‘Geloofszekerheden van vroeger zijn verdampt, kerken worden gesloten, maar de ervaring van het heilige overleeft alle afbraak en zoekt onderdak in nieuwe woorden, gemeenschappen en rituelen.’
Woorden van Frits de Lange uit zijn boek ‘Heilige onrust’ (2017)
De Lange is hoogleraar ethiek, al ken ik hem zelf vooral als een briljant student uit Kampen die promoveerde op Bonhoeffer. Dat laatste zegt misschien meer over hem dan het eerste, al tekent de focus op ethiek evengoed zijn betrokkenheid op het leven.
De ondertitel – Een pelgrimage naar het hart van de religie – is niet onbelangrijk. Wie namelijk in dit boek christelijke theologie zoekt, vraagt zich al snel af of het niet veeleer een boek over religie is. In zekere zin klopt dat, al speelt kerkvader Augustinus een sleutelrol in de argumentatie.
Minimal theology noemt De Lange het zelf, in het spoor van Bonhoeffer die op zoek was naar een religieloos christendom. De auteur wil peilen hoe het staat met het gevoel voor het heilige in een geseculariseerde wereld. Zijn uitgangspunt is een verrassend fenomeen: de toenemende populariteit van de pelgrimage onder niet-gelovigen. Volgens De Lange is dat tekenend voor een verschuiving in de religieuze beleving.
Blaren voelen
Steeds meer mensen ontdekken de lichamelijke dimensie van religie. Iets wat ook naar voren komt in yoga en zelfs de aantrekkingskracht zou kunnen verklaren van de islam: een praktische manier van geloven met fysieke vormen als bedevaart en bidden met je hele lichaam.
Dat is een belangrijke observatie. De symbolische en existentiële waarde van religie was al ontdekt. Nu lijkt ook het zinnelijk aspect de mensen te raken. Niet in een beschouwend esthetische zin, zoals wanneer je een mooie kerk binnenloopt. Maar gewoon: het zweten met je lijf, de blaren voelen van de inspanning (moderne stigmata) of het verdwalen onderweg.
‘Die ochtend proefde ik het geluk verdwaald te zijn in de natuur’, zegt een pelgrim in zijn boek. De postmoderne pelgrim staat voor iemand die beseft dat religie niet cognitief is, maar fysiek en praktisch. Het is een doen in plaats van een denken. Daarmee zijn we ver af geraakt van het ego cogito (‘ik denk dus ik ben’).
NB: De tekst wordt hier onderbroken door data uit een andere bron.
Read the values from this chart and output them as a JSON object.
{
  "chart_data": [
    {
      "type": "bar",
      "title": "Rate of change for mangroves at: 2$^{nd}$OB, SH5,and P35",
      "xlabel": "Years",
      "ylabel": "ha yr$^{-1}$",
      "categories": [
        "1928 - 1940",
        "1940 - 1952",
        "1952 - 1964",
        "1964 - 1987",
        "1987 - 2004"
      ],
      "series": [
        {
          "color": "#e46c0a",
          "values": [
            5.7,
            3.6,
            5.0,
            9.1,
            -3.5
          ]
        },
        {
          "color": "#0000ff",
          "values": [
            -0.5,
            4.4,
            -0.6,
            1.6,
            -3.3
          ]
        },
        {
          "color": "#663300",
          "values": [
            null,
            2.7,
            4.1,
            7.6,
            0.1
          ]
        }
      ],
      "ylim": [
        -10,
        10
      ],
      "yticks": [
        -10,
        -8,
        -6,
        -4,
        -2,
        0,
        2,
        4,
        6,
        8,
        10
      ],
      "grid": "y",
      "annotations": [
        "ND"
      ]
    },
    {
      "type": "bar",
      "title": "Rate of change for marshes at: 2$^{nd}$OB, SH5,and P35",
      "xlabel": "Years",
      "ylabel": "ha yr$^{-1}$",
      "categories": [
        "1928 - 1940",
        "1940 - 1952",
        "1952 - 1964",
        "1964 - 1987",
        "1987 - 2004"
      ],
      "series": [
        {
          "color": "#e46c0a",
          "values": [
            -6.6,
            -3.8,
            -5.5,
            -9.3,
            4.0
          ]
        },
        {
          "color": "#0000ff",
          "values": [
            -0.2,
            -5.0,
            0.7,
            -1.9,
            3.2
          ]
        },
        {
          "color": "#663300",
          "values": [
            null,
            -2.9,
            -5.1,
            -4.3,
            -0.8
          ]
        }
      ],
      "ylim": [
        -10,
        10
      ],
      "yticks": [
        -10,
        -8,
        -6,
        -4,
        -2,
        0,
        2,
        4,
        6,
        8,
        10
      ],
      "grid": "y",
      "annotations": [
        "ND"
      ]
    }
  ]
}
De Lange voelt zich wel verwant met pogingen uit onze tijd om een nieuwe taal te zoeken voor de traditie, maar geeft aan dat zijn religieuze hart er niet altijd door wordt beroerd. ‘Als het van oudsher in de religie gaat om liefde en overgave, passie en pijn, hoop en onvervuld verlangen, dan is denken alleen niet genoeg.’ Daarom onderzoekt hij wat de nieuwe pelgrims beweegt.
Ondanks waardering voor die inzet en bewondering voor De Langes stijl en eruditie, vraag ik me af of zijn boek het cognitieve niveau wel overstijgt en niet ook zelf teveel blijft hangen in bespiegelingen en citaten. Misschien komen we pas echt verder als we letterlijk een theologie ontwikkelen die niet alleen geestelijk en intellectueel, maar ook zinnelijk en lichamelijk is. Een theologie van hoofd, hart en handen (voeten, ogen, buik, et cetera). Zoals ook de psychologie ooit door Wilhelm Reich ‘lichaamsgerichte therapie’ werd. In elk geval laat dit originele boek ons in die richting verder zoeken.